Riforma del Senato, Renzi confida nel sostegno trasversale
Nonostante alcuni retroscena dipingano un possibile scenario infausto per il governo nelle prossime settimane, le cronache parlano di un Matteo Renzi piuttosto tranquillo. La crescente riluttanza manifestata trasversalmente nei confronti della riforma costituzionale (in particolar modo sulla questione del Senato elettivo) non sembra turbare l’umore del presidente del Consiglio, che – reduce dal discusso viaggio a New York per assistere alla finale degli US Open – pensa ora a riorganizzare le truppe in attesa di affrontare il suo autunno caldo.
Non mancano le grane per Renzi in uno dei passaggi più rischiosi dall’inizio del suo mandato. Non è, infatti, solo dal “fuoco amico” della minoranza Pd che deve guardarsi le spalle. Il campanello d’allarme arriva anche dagli alleati del Nuovo Centrodestra, finora partner di governo dimostratosi sufficientemente compatto e affidabile nelle principali decisioni. Nel partito di Alfano, però, i malumori crescono ogni giorno, tanto che al momento si contano una decina (forse anche qualcosa in più) di senatori pronti a votare contro (o comunque ad astenersi, che nel regolamento di Palazzo Madama equivale di fatto a voto contrario) il Senato delle regioni. Al loro fianco, troverebbero i grillini, Forza Italia, la Lega, Gal e il gruppo misto (di cui fanno parte, tra gli altri, SEL e il neonato minigruppo dell’Altra Europa per Tsipras). Ma non solo. Anche gran parte della minoranza dem (25/30 senatori) si è dichiarata contraria all’abolizione del Senato elettivo, e sembra stavolta intenzionata a fare sul serio.
Allo stato attuale, dunque, Renzi non ha i numeri per approvare la riforma del Senato. E siccome l’ex sindaco di Firenze su questo tema si gioca tutto, la mancata maggioranza potrebbe coincidere anche con l’epilogo di questo governo. Come già detto, però, le indiscrezioni ci raccontano di un Renzi sereno, per usare un aggettivo a lui caro.
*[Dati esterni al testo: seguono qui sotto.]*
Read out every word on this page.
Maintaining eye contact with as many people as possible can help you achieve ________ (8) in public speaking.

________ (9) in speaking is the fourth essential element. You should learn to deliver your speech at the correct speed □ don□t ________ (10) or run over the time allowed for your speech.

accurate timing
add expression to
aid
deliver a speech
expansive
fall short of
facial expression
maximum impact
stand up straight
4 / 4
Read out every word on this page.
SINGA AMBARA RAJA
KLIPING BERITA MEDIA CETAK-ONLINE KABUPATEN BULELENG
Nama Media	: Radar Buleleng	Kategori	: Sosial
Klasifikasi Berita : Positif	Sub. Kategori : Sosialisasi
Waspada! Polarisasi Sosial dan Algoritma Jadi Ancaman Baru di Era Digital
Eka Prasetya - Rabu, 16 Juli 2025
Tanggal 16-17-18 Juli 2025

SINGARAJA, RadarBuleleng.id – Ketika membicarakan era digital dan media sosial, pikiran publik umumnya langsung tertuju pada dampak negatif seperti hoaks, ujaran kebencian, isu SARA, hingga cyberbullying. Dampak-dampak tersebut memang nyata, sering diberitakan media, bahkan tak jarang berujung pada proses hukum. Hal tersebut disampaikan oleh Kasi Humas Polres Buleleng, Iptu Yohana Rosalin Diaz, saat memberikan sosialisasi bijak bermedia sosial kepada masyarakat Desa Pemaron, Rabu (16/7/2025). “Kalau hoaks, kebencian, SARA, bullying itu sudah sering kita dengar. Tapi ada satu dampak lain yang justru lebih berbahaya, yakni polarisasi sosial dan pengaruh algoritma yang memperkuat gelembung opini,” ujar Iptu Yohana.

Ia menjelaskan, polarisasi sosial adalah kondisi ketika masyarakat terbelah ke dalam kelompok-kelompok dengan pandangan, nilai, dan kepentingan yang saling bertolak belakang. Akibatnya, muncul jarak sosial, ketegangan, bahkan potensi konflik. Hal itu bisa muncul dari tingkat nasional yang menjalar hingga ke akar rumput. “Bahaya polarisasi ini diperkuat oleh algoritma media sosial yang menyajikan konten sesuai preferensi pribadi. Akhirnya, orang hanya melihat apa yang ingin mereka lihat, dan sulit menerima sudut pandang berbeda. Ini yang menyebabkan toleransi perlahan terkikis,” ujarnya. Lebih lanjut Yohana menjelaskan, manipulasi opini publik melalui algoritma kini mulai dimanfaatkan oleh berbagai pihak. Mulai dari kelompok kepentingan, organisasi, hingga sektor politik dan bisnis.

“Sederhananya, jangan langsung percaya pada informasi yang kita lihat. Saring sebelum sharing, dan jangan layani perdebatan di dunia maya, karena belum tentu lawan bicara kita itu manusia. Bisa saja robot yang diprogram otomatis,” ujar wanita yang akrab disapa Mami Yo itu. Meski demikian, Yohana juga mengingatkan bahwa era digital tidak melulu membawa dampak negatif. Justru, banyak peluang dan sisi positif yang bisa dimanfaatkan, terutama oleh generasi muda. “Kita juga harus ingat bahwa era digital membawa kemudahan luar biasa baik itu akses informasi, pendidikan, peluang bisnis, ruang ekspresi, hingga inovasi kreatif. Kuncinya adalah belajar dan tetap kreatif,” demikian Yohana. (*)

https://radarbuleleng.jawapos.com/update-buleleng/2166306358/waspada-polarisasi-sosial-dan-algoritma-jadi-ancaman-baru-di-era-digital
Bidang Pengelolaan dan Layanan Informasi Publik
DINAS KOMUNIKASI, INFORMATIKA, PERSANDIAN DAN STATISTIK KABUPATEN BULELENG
Pare che confidi molto in un “soccorso azzurro” da parte di Forza Italia, già interlocutore privilegiato nella prima fase dell’avventura di Renzi a Palazzo Chigi. I forzisti – sondaggi alla mano – non sembrerebbero affatto tentati da un imminente ritorno alle urne, che potrebbe dimezzare la rappresentanza parlamentare del partito di Berlusconi, al momento nel pieno di una riorganizzazione dei vertici.
La stessa logica “utilitaristica” sembra animare anima i dissidenti del Nuovo Centrodestra, anche se in direzione inversa. Il partito di Alfano risulta ad oggi incredibilmente sovradimensionato rispetto all’effettivo consenso di cui gode tra gli elettori (l’ultima rilevazione di Demos & Pi attesta Ncd+Udc appena al 2,7%). Ne sono ben consapevoli i senatori del partito, molti dei quali rimarrebbero fuori da Palazzo Madama al prossimo giro. Da qui nascerebbe la ferma volontà di bloccare la riforma, anche a costo di uno strappo interno, che potrebbe rivelarsi fatale per il soggetto politico guidato dal ministro degli Interni. Quest’ultimo, invece, tira dritto per la strada delle riforme, tessendo nel frattempo le trame per rafforzare ulteriormente l’alleanza con i democratici, sia per le amministrative 2016, sia in vista di eventuali elezioni anticipate. Con buona pace della base Pd.
Non possiamo certo negare, dunque, che le due aggregazioni partitiche nate dalle ceneri del Pdl non stiano fornendo una valida conferma empirica alla tesi secondo la quale il senso basilare della politica è la lotta per la conservazione del potere. E potrebbe essere proprio questa regola non scritta a salvare Renzi, al quale non sarà certo sfuggita la rilevazione IPSOS pubblicata sul Corriere della Sera di oggi, secondo la quale quasi tre italiani su quattro si dichiarano a favore dell’elezione diretta dei senatori, contrariamente alle intenzioni del governo. La sua abilità nel fiutare gli umori dell’opinione pubblica dovrebbe fare il resto: non stupirebbero, quindi, clamorose variazioni in corso d’opera nel giro di poche settimane.